First rule: Article 194 of the Civil Procedure Code contains a legal statement that confers on the judge a probative power as an exceptional power and not an obligation; This legal provision enables the judge to carry out an ex officio test, when the case warrants it, respecting the limits imposed by the legislator.

Second rule: The judge will fix the controversial points with precision and exhaustiveness. Which should not be a mere description of the procedural claims postulated in the process.

Third rule: The judge of first or second instance, in the exercise and processing of the ex officio test, must comply with the following limits:

a) exceptionality;

b) relevance;

c) sources of evidence;

d) motivation;

e) contradictory;

f) not supplying the parties; and,

g) in a single opportunity ”.

Fourth rule: The contradictory in the ex officio test can be prior or deferred and is exercised by the parties orally or in writing, depending on the nature of the process.

Fifth rule: In the first instance, if the process is written, the judge may use the ex officio evidence at the end of the admitted evidence, exceptionally before the sentence; in processes subject to oral procedure, it will be done at the preliminary hearing, exceptionally at the hearing of evidence.

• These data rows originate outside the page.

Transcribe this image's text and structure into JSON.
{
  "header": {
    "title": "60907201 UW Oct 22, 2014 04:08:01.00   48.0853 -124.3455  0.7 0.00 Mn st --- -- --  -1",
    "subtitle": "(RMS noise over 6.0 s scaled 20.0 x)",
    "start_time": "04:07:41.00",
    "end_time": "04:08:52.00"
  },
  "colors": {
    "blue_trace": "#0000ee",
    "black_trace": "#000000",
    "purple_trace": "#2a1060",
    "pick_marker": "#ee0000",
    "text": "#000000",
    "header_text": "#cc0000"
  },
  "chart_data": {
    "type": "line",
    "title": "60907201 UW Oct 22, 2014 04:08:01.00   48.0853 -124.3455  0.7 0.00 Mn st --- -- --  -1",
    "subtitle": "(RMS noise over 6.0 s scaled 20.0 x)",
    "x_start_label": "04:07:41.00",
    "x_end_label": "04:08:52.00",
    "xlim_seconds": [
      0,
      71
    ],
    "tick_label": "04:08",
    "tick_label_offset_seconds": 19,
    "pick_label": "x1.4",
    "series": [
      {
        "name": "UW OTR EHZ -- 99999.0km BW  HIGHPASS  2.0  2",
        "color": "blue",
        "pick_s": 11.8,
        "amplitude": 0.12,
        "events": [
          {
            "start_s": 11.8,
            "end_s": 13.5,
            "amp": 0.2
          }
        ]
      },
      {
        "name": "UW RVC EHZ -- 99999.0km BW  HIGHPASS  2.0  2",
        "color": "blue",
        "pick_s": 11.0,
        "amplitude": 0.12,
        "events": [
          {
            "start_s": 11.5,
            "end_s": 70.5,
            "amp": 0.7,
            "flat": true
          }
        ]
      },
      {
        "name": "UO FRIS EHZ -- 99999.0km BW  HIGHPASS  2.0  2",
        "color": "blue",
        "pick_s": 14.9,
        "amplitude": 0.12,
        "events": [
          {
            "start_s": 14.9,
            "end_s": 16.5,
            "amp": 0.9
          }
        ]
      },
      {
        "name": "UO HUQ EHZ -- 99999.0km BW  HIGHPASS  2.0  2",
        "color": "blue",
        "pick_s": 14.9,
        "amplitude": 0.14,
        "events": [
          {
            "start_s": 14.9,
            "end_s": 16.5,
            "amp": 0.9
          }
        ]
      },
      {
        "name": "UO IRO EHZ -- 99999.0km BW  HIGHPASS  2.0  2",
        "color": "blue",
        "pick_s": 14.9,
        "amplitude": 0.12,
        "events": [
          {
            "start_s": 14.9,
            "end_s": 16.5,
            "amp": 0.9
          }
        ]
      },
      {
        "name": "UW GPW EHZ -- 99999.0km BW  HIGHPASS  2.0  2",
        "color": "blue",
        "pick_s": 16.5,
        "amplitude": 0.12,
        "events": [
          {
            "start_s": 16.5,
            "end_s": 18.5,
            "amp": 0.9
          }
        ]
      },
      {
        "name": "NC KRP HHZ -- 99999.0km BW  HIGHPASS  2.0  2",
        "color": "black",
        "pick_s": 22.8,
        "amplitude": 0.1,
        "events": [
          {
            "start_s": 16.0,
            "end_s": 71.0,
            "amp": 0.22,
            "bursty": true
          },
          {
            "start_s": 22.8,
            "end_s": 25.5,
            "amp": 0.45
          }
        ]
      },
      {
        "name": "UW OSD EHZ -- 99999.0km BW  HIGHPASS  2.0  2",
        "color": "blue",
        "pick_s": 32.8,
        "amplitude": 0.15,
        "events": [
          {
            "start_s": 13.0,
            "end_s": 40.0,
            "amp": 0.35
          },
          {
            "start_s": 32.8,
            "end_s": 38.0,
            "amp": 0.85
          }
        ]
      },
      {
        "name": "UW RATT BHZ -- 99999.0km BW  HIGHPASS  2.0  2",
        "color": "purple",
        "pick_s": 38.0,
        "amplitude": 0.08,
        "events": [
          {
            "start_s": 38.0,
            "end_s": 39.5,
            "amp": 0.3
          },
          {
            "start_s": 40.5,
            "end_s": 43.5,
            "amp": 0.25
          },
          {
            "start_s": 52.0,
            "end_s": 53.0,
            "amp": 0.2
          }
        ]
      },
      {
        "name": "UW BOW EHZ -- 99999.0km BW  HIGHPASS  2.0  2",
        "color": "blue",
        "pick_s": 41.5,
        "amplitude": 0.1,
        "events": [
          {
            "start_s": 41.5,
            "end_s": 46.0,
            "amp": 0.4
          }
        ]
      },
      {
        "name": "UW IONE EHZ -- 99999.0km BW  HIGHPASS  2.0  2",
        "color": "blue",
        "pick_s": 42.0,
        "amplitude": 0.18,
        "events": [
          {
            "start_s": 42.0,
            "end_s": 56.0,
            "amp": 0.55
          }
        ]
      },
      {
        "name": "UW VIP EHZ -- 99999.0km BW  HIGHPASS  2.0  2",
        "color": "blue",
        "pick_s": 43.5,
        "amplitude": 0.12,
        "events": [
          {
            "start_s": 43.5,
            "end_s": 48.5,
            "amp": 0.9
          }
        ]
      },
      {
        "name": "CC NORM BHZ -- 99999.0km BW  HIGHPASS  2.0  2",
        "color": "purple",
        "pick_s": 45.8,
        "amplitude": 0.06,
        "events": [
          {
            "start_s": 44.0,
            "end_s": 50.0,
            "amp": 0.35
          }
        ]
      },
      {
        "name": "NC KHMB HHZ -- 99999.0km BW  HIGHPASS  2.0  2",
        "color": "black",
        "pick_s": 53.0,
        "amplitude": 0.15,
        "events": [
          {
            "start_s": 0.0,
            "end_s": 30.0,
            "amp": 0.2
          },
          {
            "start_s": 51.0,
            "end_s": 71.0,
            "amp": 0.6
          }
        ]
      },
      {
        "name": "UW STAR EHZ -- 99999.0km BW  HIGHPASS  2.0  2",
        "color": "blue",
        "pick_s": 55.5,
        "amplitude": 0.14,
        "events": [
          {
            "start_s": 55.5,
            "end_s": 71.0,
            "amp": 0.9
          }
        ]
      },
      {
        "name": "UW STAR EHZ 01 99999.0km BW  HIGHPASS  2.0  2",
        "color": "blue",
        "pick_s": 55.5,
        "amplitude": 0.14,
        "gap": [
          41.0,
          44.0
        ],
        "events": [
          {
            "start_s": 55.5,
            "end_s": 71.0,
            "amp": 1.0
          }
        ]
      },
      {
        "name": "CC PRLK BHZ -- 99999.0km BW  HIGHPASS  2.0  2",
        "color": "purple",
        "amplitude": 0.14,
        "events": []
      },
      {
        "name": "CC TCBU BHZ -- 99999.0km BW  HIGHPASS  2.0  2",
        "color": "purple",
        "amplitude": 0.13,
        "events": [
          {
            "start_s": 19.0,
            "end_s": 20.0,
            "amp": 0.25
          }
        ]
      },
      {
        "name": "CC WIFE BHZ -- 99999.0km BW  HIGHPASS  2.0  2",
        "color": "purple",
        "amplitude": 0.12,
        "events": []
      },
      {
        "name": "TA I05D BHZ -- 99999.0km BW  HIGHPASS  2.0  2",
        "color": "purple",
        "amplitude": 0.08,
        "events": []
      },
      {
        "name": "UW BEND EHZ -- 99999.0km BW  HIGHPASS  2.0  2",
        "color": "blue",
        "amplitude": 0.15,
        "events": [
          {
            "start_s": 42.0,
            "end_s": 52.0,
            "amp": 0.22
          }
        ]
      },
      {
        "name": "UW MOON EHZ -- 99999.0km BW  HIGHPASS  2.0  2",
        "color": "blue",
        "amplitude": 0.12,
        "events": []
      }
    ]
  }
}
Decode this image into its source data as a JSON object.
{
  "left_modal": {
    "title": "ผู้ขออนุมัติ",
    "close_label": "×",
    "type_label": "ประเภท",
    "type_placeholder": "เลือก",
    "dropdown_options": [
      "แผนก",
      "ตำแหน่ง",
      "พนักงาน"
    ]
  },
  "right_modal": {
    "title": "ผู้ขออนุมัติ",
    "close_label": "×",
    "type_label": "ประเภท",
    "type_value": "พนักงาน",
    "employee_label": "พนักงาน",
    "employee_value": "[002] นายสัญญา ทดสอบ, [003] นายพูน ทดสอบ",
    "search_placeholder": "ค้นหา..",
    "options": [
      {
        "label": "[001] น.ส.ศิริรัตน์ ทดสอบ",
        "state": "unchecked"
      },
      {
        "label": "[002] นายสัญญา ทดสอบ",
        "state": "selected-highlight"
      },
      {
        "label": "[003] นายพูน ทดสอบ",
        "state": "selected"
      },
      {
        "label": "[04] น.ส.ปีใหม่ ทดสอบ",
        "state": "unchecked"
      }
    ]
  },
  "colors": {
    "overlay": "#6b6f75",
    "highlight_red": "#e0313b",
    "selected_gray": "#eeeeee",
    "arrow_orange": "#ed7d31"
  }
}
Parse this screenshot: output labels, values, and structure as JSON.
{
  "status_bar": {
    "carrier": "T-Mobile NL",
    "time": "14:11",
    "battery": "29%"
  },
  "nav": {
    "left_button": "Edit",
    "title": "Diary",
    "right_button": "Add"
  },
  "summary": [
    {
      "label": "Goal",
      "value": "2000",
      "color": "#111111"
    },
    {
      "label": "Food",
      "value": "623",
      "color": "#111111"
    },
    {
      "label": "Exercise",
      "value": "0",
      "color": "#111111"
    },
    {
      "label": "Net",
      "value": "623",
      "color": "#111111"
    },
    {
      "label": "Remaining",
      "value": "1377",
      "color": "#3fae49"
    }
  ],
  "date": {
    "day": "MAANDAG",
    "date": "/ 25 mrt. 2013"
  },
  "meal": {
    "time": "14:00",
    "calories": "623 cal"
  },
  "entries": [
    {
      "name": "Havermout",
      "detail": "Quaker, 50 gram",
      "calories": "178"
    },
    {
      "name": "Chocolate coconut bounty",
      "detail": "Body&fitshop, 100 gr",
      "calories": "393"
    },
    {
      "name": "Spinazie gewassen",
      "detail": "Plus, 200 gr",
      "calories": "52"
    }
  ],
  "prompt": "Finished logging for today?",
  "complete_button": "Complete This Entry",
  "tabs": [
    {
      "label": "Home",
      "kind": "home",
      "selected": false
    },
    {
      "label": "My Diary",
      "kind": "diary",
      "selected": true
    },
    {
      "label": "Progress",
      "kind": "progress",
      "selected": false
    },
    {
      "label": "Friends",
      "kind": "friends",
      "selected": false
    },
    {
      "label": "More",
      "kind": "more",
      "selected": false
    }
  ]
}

Sixth rule: When the evidence is untimely or was not admitted due to default, the judge of first or second instance must analyze its relevance and relevance, and evaluate its informal admission; the same treatment must be given to the means of evidence formally declared inadmissible and no appeal has been made.

Seventh rule: The judge may assess the need to automatically incorporate certified copies, physical or virtual, of the judicial processes or related administrative procedures related to the controversy and with a direct impact on the outcome of the process.

Eighth rule: The Court of Appeals in the resolution that schedules the hearing of the case will indicate the possibility of ex officio evidence, submitting it to the contradictory in the hearing of the cause and making the decision in that act. If the means of proof is deferred action, this will be in charge of the Senior Judge of less seniority.

Ninth rule: When appropriate, the appeal against the resolution that orders ex officio proof will be granted without suspense effect and with deferred quality. In the second instance, the challenge to the ex officio evidence may be alleged as an argument in the appeal, when it is feasible to apply this appeal.

Tenth rule: In processes related to real rights, the judge can use, especially as ex officio evidence:

i) judicial inspection of the property that is the subject of debate;

ii) expert evidence to correctly identify the property, its location, its dimensions, numbering, boundaries, overlaps, among others;

iii) documents consisting of

a) registration item and / or archived title of the asset issued by Public Registries or similar registry;

b) cadastral certificate issued by SUNARP stating that the property is not independently registered or that it belongs to a larger one;

c) full literal copy of the registry entry in case of overlapping registry;

d) any other registry information, notarial or in charge of a public official, that is relevant for the case.

Eleventh rule: In the processes in which claims of a personal nature are processed, in case of insufficient evidence the judge may use as ex officio evidence those that allow him to determine the truth of the facts that are the subject of controversy, the same rule applies for cases in which there is a manifest nullity of the legal business, in accordance with article 220 of the Civil Code.

Twelfth rule: In processes that discuss the rights of people in a condition of vulnerability for reasons of age, gender, disability, belonging to indigenous or minority communities, victims, migrants, people in extreme poverty, deprived of liberty or others, the judge may order the performance of ex officio tests when he notices in the process limitations or obstacles for the full exercise of the rights recognized by the national legal system, international treaties and the Inter-American Human Rights System.